Validated LC-MS/MS Method for Quantifying the Antiparasitic Nitroimidazole DNDI-0690 in Preclinical Target Site PK/PD Studies

Abstract

Understanding the target site pharmacokinetics (PK) of the nitroimidazole analog DNDI-0690, a potential drug for the neglected parasitic disease leishmaniasis, is important due to the diversity of infected tissue sites and potential drug penetration variability. An ultrahigh-performance liquid chromatography–tandem mass spectrometry (UHPLC-MS/MS) method was developed and validated for quantifying DNDI-0690 in murine biomatrices (plasma, liver, spleen, skin, and skin microdialysate).
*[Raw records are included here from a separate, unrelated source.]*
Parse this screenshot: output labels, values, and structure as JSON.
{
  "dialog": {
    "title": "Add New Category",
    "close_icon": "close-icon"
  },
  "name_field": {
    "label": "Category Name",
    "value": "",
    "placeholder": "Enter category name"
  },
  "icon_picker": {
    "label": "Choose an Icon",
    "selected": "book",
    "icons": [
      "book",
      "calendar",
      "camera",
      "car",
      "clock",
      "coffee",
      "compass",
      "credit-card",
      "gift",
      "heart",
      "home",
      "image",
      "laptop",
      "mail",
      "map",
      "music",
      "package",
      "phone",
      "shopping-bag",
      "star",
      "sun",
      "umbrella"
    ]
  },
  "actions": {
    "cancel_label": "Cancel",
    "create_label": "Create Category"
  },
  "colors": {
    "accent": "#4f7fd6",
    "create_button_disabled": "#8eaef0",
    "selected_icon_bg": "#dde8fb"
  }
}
The method used three protein precipitation sample preparation procedures, tailored for different biomatrices, utilizing a surrogate biomatrix approach. Murine tissues were enzymatically homogenized with a Collagenase A mixture. Chromatographic detection was performed on a C18 column using gradient elution, coupled to a QTRAP6500 quadrupole MS, operating in positive ionization mode. The method demonstrated accurate and precise quantification of all murine biomatrices on the surrogate biomatrix calibration standards, with a high and reproducible total recovery ranging from 75.9% to 94.2% (CV% ≤ 2.5%). Matrix interferences were mitigated with a deuterated internal standard. Stability experiments demonstrated that DNDI-0690 remained stable in all biomatrices under various conditions. This validated UHPLC-MS/MS method was successfully used to quantify DNDI-0690 in a target site murine infection model, demonstrating its suitability for future target site PK studies involving DNDI-0690.